Information Technology Director Renee Bogart reports that the “Report It” feature allows a user to log in and report non-emergency issues. For example, if a street sign has been damaged a resident can log in to the website and request this to be fixed. This request will be put through to Public Works, where it will be entered into the Work Order system.
Upon this entry, the issue will be assigned to a supervisor who will then ensure that the sign will be fixed or replaced. When a resident reports a problem under our current model, they just need to trust that the city is working on it.
Renee said that under the proposed improvement of our website, the resident has an entirely different experience. They see a damaged sign; they login and report it; and they immediately receive a tracking number. She added that this tracking number, not unlike tracking a package delivery, allows the resident to follow the problem through to its solution.
They will receive notification regarding when it is processed, what work was done and if the status is complete, on hold or if additional information is needed.
To be able to provide “Superior Services at an Affordable Cost” to our residents, this type of technology is our next step.

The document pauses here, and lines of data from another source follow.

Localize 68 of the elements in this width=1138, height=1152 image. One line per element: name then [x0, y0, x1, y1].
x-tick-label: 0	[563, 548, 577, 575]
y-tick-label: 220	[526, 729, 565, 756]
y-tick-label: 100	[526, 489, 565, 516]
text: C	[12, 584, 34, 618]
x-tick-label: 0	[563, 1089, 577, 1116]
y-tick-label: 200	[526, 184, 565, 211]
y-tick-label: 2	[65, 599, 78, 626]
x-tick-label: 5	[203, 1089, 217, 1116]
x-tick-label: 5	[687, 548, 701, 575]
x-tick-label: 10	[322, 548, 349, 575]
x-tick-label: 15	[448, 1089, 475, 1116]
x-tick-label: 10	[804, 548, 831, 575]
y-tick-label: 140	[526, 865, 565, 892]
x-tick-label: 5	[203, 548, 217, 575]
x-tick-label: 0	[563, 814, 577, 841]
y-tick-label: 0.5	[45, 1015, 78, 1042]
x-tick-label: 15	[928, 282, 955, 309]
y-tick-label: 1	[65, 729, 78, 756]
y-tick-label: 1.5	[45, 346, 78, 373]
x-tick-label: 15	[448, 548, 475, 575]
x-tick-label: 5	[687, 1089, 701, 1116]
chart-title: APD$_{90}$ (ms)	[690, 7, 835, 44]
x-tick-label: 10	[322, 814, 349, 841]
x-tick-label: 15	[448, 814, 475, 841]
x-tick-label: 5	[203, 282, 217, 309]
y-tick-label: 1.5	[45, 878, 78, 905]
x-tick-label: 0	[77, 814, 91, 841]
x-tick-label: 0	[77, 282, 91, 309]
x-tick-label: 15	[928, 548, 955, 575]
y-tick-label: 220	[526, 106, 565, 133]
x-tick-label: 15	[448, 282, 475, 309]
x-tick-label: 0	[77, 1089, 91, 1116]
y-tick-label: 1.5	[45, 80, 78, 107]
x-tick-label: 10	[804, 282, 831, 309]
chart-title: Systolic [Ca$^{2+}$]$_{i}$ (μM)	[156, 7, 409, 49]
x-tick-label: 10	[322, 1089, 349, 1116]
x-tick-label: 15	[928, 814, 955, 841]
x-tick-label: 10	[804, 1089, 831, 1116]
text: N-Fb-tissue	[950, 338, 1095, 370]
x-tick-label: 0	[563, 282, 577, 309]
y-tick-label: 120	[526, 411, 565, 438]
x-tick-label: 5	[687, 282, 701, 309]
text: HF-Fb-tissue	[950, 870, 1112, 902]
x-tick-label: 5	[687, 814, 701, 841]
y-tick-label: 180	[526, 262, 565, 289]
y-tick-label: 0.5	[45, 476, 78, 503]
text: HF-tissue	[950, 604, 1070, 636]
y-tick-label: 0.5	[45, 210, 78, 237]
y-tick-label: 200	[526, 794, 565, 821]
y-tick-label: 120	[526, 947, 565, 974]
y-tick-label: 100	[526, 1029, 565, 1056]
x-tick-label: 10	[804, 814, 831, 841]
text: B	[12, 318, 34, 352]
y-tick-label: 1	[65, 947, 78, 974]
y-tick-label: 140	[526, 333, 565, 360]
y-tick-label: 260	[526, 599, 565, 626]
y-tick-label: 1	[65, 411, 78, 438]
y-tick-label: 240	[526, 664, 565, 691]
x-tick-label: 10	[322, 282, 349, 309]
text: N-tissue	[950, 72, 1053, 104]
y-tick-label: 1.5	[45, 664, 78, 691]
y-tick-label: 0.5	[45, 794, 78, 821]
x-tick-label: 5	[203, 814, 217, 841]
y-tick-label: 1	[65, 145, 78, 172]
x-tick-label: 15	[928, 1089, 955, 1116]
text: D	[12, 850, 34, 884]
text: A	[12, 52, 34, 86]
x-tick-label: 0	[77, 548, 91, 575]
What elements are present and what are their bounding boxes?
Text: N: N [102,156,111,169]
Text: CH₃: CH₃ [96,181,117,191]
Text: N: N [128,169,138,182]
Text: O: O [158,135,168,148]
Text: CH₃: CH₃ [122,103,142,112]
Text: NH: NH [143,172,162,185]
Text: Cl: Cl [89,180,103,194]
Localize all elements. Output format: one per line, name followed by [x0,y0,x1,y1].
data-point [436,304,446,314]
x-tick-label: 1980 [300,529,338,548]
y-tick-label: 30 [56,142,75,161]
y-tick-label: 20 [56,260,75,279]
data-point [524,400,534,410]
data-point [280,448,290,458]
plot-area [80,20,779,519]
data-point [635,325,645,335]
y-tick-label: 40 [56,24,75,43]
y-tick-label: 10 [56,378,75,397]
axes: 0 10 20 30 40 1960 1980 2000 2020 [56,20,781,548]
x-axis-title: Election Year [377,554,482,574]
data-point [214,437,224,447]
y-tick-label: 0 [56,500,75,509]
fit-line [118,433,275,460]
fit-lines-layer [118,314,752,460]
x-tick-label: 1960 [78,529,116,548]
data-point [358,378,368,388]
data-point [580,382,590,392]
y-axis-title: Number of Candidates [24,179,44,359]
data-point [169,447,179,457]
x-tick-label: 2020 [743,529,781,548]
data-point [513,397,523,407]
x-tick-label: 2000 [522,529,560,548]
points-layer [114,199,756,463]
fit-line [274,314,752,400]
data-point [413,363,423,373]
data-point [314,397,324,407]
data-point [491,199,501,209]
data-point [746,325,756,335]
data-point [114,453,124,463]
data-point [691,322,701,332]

Though this technology may not make much of a difference to our daily workload, it will make a world of difference to the lives of our residents—never underestimate how important it is to be informed!
Weights and Measures. When you purchase a gallon of gasoline, are you sure you’re getting a whole gallon? The city is required to appoint a Sealer of Weights and Measures; as part of our committee appointment research project, we learned that Tom Verrill holds that position. Not everyone knows of the position, but it’s one that helps insure Auburn consumers are getting what they pay for, without any “extra thumbs,” so to speak.
It’s the local Sealer of Weights and Measures, Tom Verrill, who inspects gas pumps, food scales and any other scales used for the weighing and sale of goods. Tom reported that he inspected 308 gas pumps, 18 of which were rejected. Fees are set by the state and for each pump there is an $8 fee.
Tom also conducts tests on scales. Those that have a capacity of less than 1,000 pounds have a $5 inspection fee, and those which have a capacity of more than 1,000 pounds (large capacity scales) have a $10 inspection fee. Of the 170 scales tested in Auburn in 2010, 36 were rejected.
Rejected manual scales can be adjusted for a $3 fee and are generally covered under private maintenance agreements.